I was horrified to read this, but frankly I'm not surprised. I once interviewed Barry and Paul (and bizarrely, two of their brothers, whose surname is not Chuckle) after their hit stage show, Barry Potty and the Philosopher's Stone. I was with P, a fellow student journalist with (he won't mind me saying this) the sense of humour of a 9 year old. After we'd waited a reasonable time, out came the Brothers Chuckle, dressed in sheepskin coats and smoking tiny roll-ups (see posts passim).
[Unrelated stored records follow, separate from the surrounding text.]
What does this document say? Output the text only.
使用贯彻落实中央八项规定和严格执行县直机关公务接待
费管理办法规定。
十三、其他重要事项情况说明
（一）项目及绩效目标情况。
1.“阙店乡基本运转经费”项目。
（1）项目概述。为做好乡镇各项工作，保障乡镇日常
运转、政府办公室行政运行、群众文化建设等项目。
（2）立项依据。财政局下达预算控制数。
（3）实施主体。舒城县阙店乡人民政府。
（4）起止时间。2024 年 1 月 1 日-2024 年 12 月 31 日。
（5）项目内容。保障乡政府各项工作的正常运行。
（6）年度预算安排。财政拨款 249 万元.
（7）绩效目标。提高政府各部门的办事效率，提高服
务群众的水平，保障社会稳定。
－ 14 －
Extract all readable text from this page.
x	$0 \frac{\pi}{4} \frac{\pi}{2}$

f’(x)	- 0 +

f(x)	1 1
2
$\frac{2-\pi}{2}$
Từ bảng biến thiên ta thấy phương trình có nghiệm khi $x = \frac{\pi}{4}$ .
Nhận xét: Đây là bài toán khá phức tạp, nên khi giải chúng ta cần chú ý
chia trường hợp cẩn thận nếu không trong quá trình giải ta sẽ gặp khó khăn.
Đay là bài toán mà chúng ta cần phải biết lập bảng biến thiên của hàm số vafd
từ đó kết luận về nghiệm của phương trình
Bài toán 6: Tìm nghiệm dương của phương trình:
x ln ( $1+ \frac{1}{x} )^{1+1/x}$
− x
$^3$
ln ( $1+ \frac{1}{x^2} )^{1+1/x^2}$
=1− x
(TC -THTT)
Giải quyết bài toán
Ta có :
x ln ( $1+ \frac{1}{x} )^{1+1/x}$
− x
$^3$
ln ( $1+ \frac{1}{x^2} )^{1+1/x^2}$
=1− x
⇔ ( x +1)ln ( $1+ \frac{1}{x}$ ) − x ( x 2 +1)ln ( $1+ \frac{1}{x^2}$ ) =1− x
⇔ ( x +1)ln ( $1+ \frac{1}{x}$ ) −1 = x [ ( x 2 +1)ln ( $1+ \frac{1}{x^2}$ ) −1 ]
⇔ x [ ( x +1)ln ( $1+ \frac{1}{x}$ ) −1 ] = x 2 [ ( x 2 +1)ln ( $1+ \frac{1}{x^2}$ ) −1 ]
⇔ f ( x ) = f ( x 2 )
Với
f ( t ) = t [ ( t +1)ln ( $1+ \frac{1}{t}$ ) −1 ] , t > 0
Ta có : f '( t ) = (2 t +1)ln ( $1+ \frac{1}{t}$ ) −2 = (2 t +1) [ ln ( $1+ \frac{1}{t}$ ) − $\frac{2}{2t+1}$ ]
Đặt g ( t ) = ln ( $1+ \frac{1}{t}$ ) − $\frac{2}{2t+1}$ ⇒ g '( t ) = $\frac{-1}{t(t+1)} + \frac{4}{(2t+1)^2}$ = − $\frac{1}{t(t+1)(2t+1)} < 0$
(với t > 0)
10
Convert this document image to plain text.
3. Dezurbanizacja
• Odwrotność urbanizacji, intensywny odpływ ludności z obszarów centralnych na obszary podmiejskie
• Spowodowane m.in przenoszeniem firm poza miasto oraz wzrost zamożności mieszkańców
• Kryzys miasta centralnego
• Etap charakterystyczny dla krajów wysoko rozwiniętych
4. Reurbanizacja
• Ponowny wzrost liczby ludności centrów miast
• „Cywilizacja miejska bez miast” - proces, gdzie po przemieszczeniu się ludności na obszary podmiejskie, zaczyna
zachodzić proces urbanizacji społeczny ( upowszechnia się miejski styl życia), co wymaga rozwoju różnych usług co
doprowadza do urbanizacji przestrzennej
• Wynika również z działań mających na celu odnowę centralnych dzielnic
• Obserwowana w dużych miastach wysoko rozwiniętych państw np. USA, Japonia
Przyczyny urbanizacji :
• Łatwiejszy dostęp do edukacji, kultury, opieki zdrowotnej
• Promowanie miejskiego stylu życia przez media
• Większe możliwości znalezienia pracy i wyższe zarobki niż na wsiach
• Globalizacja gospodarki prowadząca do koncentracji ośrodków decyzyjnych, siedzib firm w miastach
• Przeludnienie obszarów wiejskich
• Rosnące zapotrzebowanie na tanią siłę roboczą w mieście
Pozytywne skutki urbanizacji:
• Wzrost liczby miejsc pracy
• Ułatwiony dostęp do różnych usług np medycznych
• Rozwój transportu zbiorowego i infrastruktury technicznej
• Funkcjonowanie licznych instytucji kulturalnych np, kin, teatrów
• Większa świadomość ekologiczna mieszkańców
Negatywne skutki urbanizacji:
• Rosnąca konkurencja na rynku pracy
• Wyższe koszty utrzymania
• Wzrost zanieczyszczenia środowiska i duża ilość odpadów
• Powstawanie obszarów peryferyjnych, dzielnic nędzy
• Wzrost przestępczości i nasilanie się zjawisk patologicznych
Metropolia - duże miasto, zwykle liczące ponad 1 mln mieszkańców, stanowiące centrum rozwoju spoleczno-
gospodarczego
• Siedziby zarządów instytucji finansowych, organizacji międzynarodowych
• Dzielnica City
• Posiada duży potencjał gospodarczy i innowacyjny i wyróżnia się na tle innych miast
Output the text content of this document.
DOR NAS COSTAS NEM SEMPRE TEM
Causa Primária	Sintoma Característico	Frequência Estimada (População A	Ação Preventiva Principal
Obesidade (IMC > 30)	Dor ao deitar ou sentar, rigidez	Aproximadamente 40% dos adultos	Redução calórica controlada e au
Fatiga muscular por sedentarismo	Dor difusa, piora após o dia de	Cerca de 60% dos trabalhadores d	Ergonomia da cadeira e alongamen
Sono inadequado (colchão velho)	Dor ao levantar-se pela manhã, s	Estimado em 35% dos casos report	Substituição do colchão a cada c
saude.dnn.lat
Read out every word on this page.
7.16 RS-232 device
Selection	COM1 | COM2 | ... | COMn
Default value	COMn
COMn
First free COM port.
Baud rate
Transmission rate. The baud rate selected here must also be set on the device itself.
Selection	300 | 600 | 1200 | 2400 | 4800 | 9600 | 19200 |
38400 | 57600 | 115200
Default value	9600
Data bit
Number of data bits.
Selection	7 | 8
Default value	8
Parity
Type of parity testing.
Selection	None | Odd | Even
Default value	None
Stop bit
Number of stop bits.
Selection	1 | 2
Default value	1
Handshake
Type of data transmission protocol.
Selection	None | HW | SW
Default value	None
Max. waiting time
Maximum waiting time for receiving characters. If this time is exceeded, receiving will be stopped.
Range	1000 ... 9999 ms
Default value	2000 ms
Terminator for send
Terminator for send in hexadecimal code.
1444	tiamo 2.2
They were polite enough, and their tales of full-size snooker tables and indoor swimming pools convinced me there was money to be made from promoting domestic violence on television. However, they were quite grubby. Handing them a copy of the previous week's paper with Jordan on the front provoked the line, "oooh, I'm a Celebrity... Get me in there!" which was a little nauseating. Then they told us that their older fans once mocked up their faces on porn star bodies and left it on the windscreen of their tour bus. After chuckling (yes!) for a while, the smaller one went, "Of course, it's not funny. Kids could have seen it."

All that remained was for P, in inimitable fashion, to ask a question. "So," he ventured, "you've done a lot of work for children - tell me, have you ever considered adult entertainment?"

The mental image was too much: An unnamed Chuckle going at it like the clappers, probably still with tiny roll-up in mouth, going "to me!", "to you!" in ecstasy. I swallowed and stared at the floor.

Luckily the Chuckles didn't seem offended at this line of questioning. "Oh yes," they chorused, "that's how we started out. We did all the clubs before we got to do it on camera."

So that's today's exclusive: The Chuckle Brothers were in porn.

Sidenote: When P wrote up the finished article, I had to cut out a sentence which referred to them as "the missing link between the animal and gypsy kingdom, they looked like two pikeys who had wandered away from their dodgems". Now I think about it, we did lots of those kinds of interviews. Perhaps I could make this a regular series.